Enter gracchi, who has some misconceptions about the city itself to correct:
First: It makes the city boring to walk around. Walk from, say, East Harlem straight down into UES, down into midtown, down into the East Village there's always something to see, people to talk to. Same for a walk in Tokyo, in London, in Naples. Walk from the Loop out to Wicker Park, up to Logan Square: you get swathes of residential, highway underpasses, some (usually closed!) businesses. There's a good video rental store, sure, and an very nice Costa Rican restaurant (Irazu) on the way: but the walk itself is a horrible bore.

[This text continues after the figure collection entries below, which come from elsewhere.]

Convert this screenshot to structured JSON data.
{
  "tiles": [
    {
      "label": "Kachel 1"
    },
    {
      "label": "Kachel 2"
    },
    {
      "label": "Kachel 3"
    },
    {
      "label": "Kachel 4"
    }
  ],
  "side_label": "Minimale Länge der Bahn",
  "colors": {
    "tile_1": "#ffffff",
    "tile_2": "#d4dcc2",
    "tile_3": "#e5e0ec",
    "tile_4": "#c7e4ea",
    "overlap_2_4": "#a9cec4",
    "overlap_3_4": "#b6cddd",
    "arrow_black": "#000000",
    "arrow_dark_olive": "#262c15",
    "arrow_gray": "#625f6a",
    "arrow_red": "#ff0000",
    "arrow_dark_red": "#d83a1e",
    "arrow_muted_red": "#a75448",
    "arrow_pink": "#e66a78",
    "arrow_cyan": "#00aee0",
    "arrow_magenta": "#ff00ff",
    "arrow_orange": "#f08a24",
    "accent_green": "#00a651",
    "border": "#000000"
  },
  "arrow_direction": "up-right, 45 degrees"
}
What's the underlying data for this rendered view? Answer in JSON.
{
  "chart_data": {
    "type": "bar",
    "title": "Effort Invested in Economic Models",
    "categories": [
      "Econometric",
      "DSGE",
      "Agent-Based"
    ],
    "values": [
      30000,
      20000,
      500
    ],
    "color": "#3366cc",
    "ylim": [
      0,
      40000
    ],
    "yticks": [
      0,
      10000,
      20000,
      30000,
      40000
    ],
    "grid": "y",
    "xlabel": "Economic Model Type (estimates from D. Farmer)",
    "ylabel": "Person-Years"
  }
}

Second: It makes the city feel dangerous. People, lots of people, are the best imaginable security system. When you walk down a long, dark, empty Chicago street, it feels dangerous. Doesn't mean it IS dangerous. I've never been mugged. But there's this residual fear there, at least for me. There's a lot of cops here, but not a lot of people. But that might be for the better, because-
2. The white people are horrible.
Midwestern-Masters of fake nice, white Chicagoans will smile at you and say have a nice day. But they won't chat you up like in NY, and they won't ever surprise you with anything. Sure, there are some crazy oldtimers around - but most every white person younger than 60 is a dreadful bores. You don't hear interesting things on the street (like in NY.) and you want to strangle most of the people you see -- especially around Lakeview.
In short:
I don't 'not like' Chicago: I believe it to be a miserable place, and I take its defenders to be defenders of mediocrity and misery.